Regardless if you are using starter armor or non-starter armor, you must wear the total armor physical representation to get the benefit of the armor. If you are not wearing your physical representation, you are not wearing your armor.
When crafting the physical representation for your armor there are some key points to keep in mind:
- Safety. Do not make armor that you can not run in. Also, do not make armor that has sharp edges, points, or portions that could cause injury if someone were to get caught/whipped by your armor. Be considerate of yourself and your fellow players. Be sure to make armor that you can wear, is sturdy enough to take a little bit of a beating, and is sturdy enough that it will not break if you were to break into a full run.
- Consideration. Any armor you wear is going to be struck by either latex weapons or come crafted contact safe weapons. Be sure that your armor will not cause damage to the weapons that strike you. This means no studs, jagged bits, or portions of your armor that could damage the contact safe props that have been designed to not harm you.
- Weather. The weather changes a lot and varies from location to location. Be sure to wear armor that will not cause you to overheat, or, you will be able to combine with layers so that you can bundle up when it is cold.
- Ease of access. You will have to take your armor off for someone to repair in-character eventually. If you can not get in and out of your armor, you may want to consider re-designing the prop.

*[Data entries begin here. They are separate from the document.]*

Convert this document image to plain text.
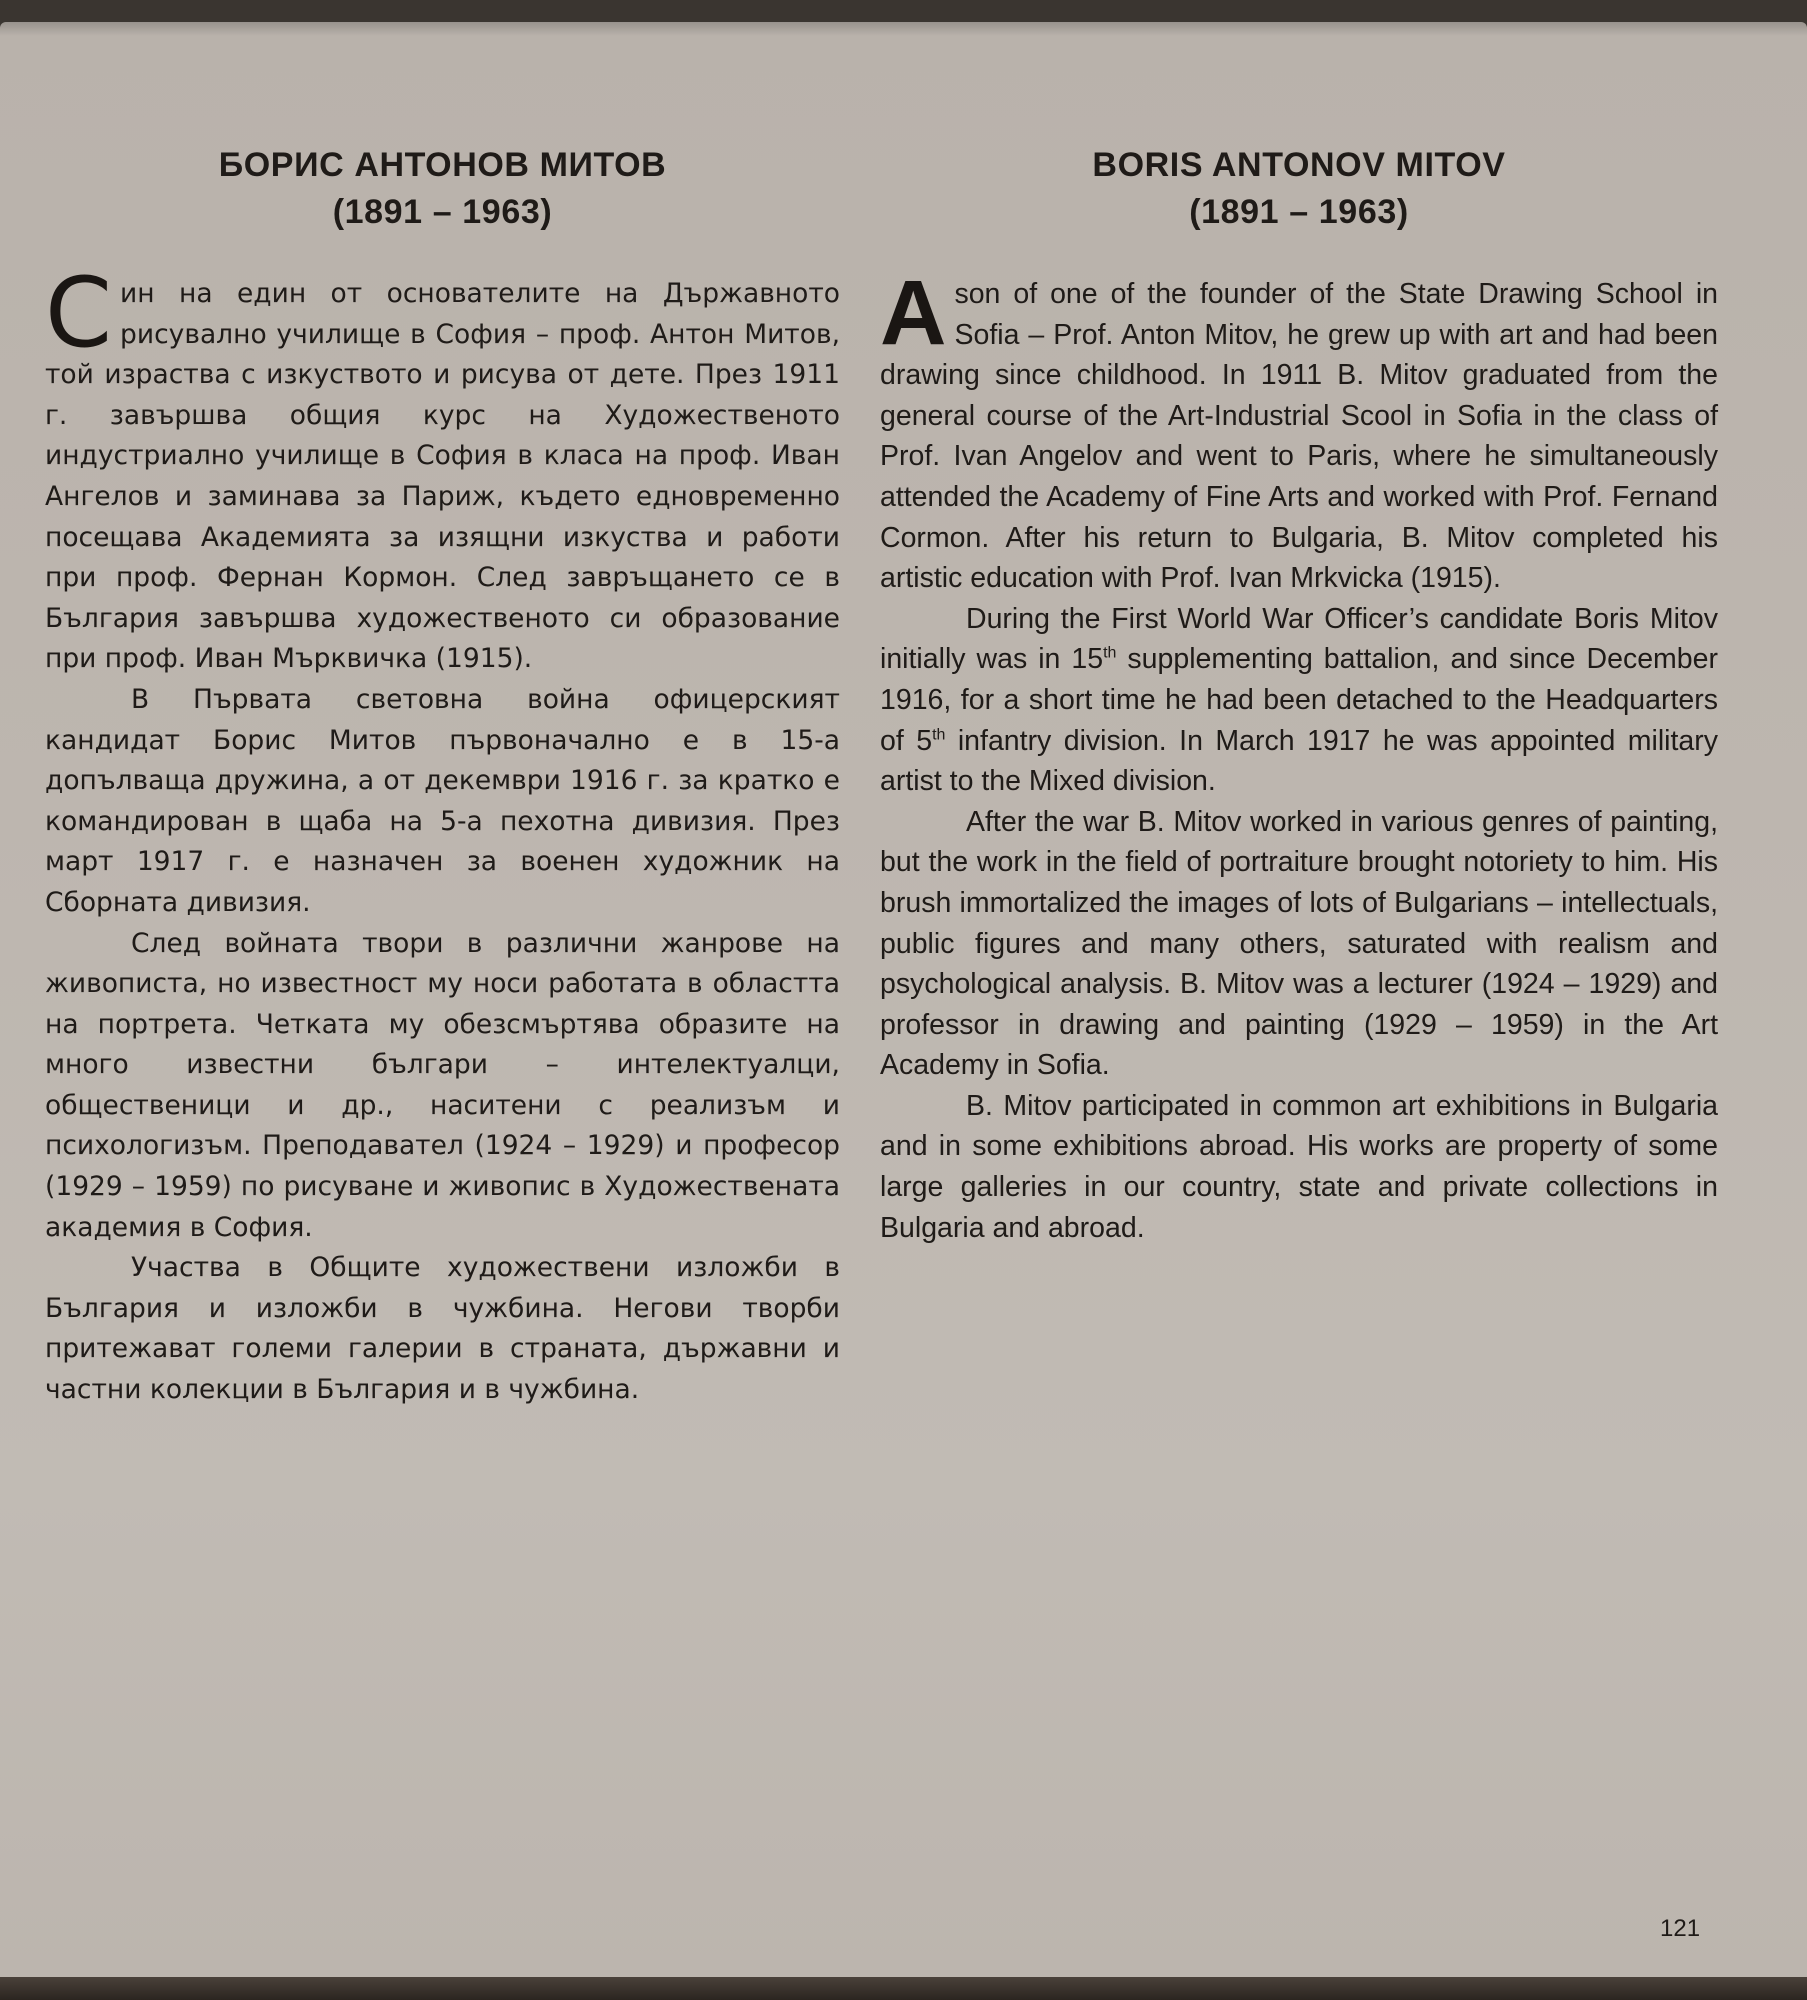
БОРИС АНТОНОВ МИТОВ
(1891 – 1963)

Син на един от основателите на Държавното рисувално училище в София – проф. Антон Митов, той израства с изкуството и рисува от дете. През 1911 г. завършва общия курс на Художественото индустриално училище в София в класа на проф. Иван Ангелов и заминава за Париж, където едновременно посещава Академията за изящни изкуства и работи при проф. Фернан Кормон. След завръщането се в България завършва художественото си образование при проф. Иван Мърквичка (1915).

В Първата световна война офицерският кандидат Борис Митов първоначално е в 15-а допълваща дружина, а от декември 1916 г. за кратко е командирован в щаба на 5-а пехотна дивизия. През март 1917 г. е назначен за военен художник на Сборната дивизия.

След войната твори в различни жанрове на живописта, но известност му носи работата в областта на портрета. Четката му обезсмъртява образите на много известни българи – интелектуалци, общественици и др., наситени с реализъм и психологизъм. Преподавател (1924 – 1929) и професор (1929 – 1959) по рисуване и живопис в Художествената академия в София.

Участва в Общите художествени изложби в България и изложби в чужбина. Негови творби притежават големи галерии в страната, държавни и частни колекции в България и в чужбина.

BORIS ANTONOV MITOV
(1891 – 1963)

Ason of one of the founder of the State Drawing School in Sofia – Prof. Anton Mitov, he grew up with art and had been drawing since childhood. In 1911 B. Mitov graduated from the general course of the Art-Industrial Scool in Sofia in the class of Prof. Ivan Angelov and went to Paris, where he simultaneously attended the Academy of Fine Arts and worked with Prof. Fernand Cormon. After his return to Bulgaria, B. Mitov completed his artistic education with Prof. Ivan Mrkvicka (1915).

During the First World War Officer’s candidate Boris Mitov initially was in 15th supplementing battalion, and since December 1916, for a short time he had been detached to the Headquarters of 5th infantry division. In March 1917 he was appointed military artist to the Mixed division.

After the war B. Mitov worked in various genres of painting, but the work in the field of portraiture brought notoriety to him. His brush immortalized the images of lots of Bulgarians – intellectuals, public figures and many others, saturated with realism and psychological analysis. B. Mitov was a lecturer (1924 – 1929) and professor in drawing and painting (1929 – 1959) in the Art Academy in Sofia.

B. Mitov participated in common art exhibitions in Bulgaria and in some exhibitions abroad. His works are property of some large galleries in our country, state and private collections in Bulgaria and abroad.

121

- Genre-appropriate. This is a post-apocalypse game that takes place generations after the fall of mankind. Tools are primitive, there are no fantasy genre influences, and life is hard in this world. Your armor should reflect the hard life that your character lives. Be sure to carve scratches, apply dents, paint on fake rust (not real rust, we don't need tetanus), dull the shine, add some blood stains, and carve in some bullet holes. Your armor is the most outward representation of who you are in regards to the apocalypse, make sure your armor tells the story of your characters travels.